= Economy 10 =

Differential tariff

Economy 10 is the name of a tariff provided by United Kingdom electricity suppliers created in 2004. It is named because the corresponding electricity plan offers ten hours of off-peak access during each 24-hour period. It was designed to reduce the electricity costs of overnight electric heating and serves a similar purpose to similar to Economy 7. The specific ten hour period varies between locations and electricity suppliers, and generally includes a combination of afternoon, evening and off-peak hours.

In contrast to Economy 7, which only provides off-peak electricity during nighttime hours, Economy 10 tariffs provide ten hours of off-peak heating split between night, afternoon and evening. The advantage of this scheme is that by matching the storage periods better to the times when heat is required, less heat needs to be stored during the day, when there may be no demand for heating. The afternoon and evening periods also provide a top-up to heating systems at off-peak prices.

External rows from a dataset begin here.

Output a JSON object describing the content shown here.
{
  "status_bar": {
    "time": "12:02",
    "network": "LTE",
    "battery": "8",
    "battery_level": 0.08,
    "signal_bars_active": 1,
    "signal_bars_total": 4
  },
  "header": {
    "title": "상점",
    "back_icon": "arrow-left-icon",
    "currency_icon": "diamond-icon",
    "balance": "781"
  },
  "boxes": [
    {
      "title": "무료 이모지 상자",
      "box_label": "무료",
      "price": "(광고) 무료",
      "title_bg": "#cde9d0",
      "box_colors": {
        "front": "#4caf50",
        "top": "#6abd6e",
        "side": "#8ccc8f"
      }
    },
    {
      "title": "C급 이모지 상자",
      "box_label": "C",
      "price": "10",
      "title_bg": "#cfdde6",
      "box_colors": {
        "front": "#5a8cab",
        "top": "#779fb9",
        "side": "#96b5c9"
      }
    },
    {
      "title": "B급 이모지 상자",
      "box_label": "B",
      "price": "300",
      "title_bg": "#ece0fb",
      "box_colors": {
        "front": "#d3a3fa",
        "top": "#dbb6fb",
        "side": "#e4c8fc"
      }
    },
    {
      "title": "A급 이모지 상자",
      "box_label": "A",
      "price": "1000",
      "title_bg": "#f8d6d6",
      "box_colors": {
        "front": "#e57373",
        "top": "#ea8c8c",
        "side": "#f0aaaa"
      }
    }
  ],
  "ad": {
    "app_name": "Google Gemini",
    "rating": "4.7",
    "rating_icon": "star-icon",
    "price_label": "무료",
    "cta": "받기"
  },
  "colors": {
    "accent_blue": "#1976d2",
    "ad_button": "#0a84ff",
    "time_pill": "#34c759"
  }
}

Off-peak electricity costs can be half of the peak prices, but many Economy 10 tariffs levy an increased standing daily charge.

The structure of the ten off-peak hours is determined by the local distribution network operator rather than the electricity supply company and they vary across the fourteen regions in the UK. Times are switched automatically, and it is common for the switching times to be locked to either GMT or BST when the meter is installed. Some metering systems use a radio teleswitch controlled by the supplier to vary switching times, and effect the daylight saving time switchover twice a year. Economy 10 thus requires a special multi-tariff meter, different from an Economy 7 meter.

For example, customers in central Scotland (within the Scottish Power Energy Networks DNO area) are on the following times:
- 3 hours in the afternoon (1:30 pm - 4:30 pm)
- 4 hours in the evening (8:30 pm - 12:30 am)
- 3 hours in early morning (4:30 am - 7:30 am)

Another set of times (West Midlands) are:
- 3 hours in the afternoon (1 pm - 4 pm)
- 2 hours in the evening (8 pm - 10 pm)
- 5 hours overnight (Midnight - 5 am)

With the popularity of smart meters increasing in the 2010s, a variety of alternative off-peak tariffs were introduced by different electricity supply companies.

== Closure ==

As with Economy 7, this tariff service permanently ceased operating just after 12:00 BST on 30 June 2026, when the 198 kilohertz transmission from all three of its source transmitters was shut down.